Dari Penanggulangan Hutan Rusak, Hasilkan Kopi Berkualitas

“Kendala ekspor yaitu kopi ini yang seharusnya ke Perancis di September, bisa berangkat di Oktober. Jadi jadwalnya berubah terus, karena ada pandemi dan mungkin keatasnya karena orang memonopoli,” katanya.

Selama melakukan ekspor, Uden mengaku produknya itu tak pernah sampai dikembalikan lagi oleh pembeli. Karena pihaknya selalu memegang prinsip, ada barang baru ditawarkan. Dirinya juga selalu memastikan kualitas dari produk bisa selalu terjaga.

“Sediakan dulu barangnya, baru ditawarin. Jadi kita belum pernah kelabakan, sudah kontrak terus pusing cari kopi,” ungkap Uden.

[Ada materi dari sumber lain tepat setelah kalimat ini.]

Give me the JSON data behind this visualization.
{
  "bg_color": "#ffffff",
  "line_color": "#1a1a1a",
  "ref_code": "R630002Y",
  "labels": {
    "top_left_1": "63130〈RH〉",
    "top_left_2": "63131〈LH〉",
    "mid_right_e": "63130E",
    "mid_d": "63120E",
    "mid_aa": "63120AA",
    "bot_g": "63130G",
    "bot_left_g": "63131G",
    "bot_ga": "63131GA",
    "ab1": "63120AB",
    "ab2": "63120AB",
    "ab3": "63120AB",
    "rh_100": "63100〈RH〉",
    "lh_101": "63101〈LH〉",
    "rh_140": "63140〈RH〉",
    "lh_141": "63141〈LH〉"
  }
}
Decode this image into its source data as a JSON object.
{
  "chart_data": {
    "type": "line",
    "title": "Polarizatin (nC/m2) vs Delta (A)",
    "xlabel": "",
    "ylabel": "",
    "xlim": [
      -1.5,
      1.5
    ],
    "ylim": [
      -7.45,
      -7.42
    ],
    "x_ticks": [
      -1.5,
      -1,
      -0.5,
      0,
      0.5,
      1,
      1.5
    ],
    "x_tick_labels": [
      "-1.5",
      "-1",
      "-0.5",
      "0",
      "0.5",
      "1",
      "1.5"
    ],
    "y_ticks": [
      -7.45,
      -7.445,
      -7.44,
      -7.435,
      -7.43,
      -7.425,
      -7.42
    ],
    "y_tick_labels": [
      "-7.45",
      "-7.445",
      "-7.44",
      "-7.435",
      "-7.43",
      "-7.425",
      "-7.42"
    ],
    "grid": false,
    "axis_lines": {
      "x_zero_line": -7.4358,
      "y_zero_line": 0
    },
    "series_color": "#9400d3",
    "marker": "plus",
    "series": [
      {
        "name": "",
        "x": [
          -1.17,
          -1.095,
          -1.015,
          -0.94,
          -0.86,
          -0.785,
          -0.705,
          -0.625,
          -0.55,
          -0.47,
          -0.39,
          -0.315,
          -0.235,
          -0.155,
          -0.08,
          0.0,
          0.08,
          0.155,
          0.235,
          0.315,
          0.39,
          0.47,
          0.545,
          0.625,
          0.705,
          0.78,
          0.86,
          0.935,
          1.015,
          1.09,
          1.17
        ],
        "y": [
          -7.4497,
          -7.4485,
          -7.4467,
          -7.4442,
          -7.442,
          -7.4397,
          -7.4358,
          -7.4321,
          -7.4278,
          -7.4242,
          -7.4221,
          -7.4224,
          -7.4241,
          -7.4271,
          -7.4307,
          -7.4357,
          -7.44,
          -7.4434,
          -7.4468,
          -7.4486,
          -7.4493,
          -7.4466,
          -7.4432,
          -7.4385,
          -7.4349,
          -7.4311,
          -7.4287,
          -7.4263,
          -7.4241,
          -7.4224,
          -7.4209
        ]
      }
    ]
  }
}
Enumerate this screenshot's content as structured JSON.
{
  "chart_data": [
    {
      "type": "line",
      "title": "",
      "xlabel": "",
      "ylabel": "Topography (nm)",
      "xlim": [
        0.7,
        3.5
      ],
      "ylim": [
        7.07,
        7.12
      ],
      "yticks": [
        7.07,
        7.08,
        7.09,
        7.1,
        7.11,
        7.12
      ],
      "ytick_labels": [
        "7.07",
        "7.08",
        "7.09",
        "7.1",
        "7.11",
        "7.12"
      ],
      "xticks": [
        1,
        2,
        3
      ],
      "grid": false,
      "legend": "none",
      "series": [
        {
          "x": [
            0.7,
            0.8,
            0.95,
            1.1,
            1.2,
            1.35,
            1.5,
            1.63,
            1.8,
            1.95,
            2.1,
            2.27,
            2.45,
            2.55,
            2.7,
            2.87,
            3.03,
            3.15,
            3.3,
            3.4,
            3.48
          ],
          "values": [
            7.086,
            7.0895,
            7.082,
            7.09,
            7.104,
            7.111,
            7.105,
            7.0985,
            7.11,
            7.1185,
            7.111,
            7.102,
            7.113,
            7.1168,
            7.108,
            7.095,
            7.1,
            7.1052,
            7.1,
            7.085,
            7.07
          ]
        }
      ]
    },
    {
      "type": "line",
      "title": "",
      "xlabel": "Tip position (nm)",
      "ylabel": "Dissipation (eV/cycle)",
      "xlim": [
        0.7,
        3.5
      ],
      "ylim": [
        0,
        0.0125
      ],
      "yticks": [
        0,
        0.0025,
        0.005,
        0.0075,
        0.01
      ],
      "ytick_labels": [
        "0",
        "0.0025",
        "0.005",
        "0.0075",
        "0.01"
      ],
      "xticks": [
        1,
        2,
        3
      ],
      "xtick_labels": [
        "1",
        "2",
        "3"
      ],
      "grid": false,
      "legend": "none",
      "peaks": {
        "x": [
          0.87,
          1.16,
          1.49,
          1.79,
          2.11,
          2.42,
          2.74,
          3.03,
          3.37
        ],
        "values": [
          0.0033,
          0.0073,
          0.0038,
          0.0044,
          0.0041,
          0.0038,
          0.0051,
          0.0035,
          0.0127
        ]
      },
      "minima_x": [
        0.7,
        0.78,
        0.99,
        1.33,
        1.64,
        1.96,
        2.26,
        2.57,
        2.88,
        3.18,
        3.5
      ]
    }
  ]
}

Selama bekerjasama dengan petani, Uden mengaku hanya mengambil untung sebesar 15 persen.

“Untuk harga kopi kita lebih ke stabil. Kita ke buyer itu kita beli segini, ini harga proses kita, ini harga packaging kita, ini harga segini mau diambil enggak, akhirnya kita nego harga. Pembeli dan kita merasa diuntungkan dengan adanya sedikit profit,” paparnya.

Ketua Kadin Jawa Barat, Tubagus Raditya mengatakan, sangat mengapresiasi kepada para pengurus Koperasi Klasik Beans, yang awalnya para pencinta alam hingga menjadi pengekspor kopi ke beberapa negara, diantaranya ke Eropa.

“Bermula dari pencinta alam, menanam pohon di hutan yang rusak, hingga mengekspor kopi ke berbagai Negara. Hal ini perlu dijadikan contoh untuk masyarakat lainnya. Pasalnya, apabila kita menjaga alam, maka alam pun akan menjaga kita,” kata Raditya.

Saat ditanyakan terkait dorongan ekspor kepada para pelaku lainnya, Raditya pun mengatakan, saat ini ada beberapa permasalahan ekspor di Indonesia yaitu kualitas, kuantitas, kontinuitas dan kredibilitas.

Berbicara soal kuantitas, katanya, para petani saat ini bekerja secara sendiri. Sehingga, jika ingin melakukan ekspor, maka pera petani lainnya harus membuat kelompok petani agar jumlah produksinya bisa mencukupi untuk ekspor.

Kedua, lanjutnya, apabila ingin ekspor maka kualitas produk harus diperhatikan dan mampu memenuhi sejumlah sertifikasi yang dibutuhkan untuk ekspor seperti sertifikat organik dan lainnya.

“Ketiga kontinuitas yaitu kadang karena bekerja sendiri itu tidak bisa kontinui, satu kali aja, dikumpulin semua lalu berangkat. Nah untuk bulan depannya itu kadang enggak cukup kuantitasnya, nah itu jadi permasalahan,” jelasnya.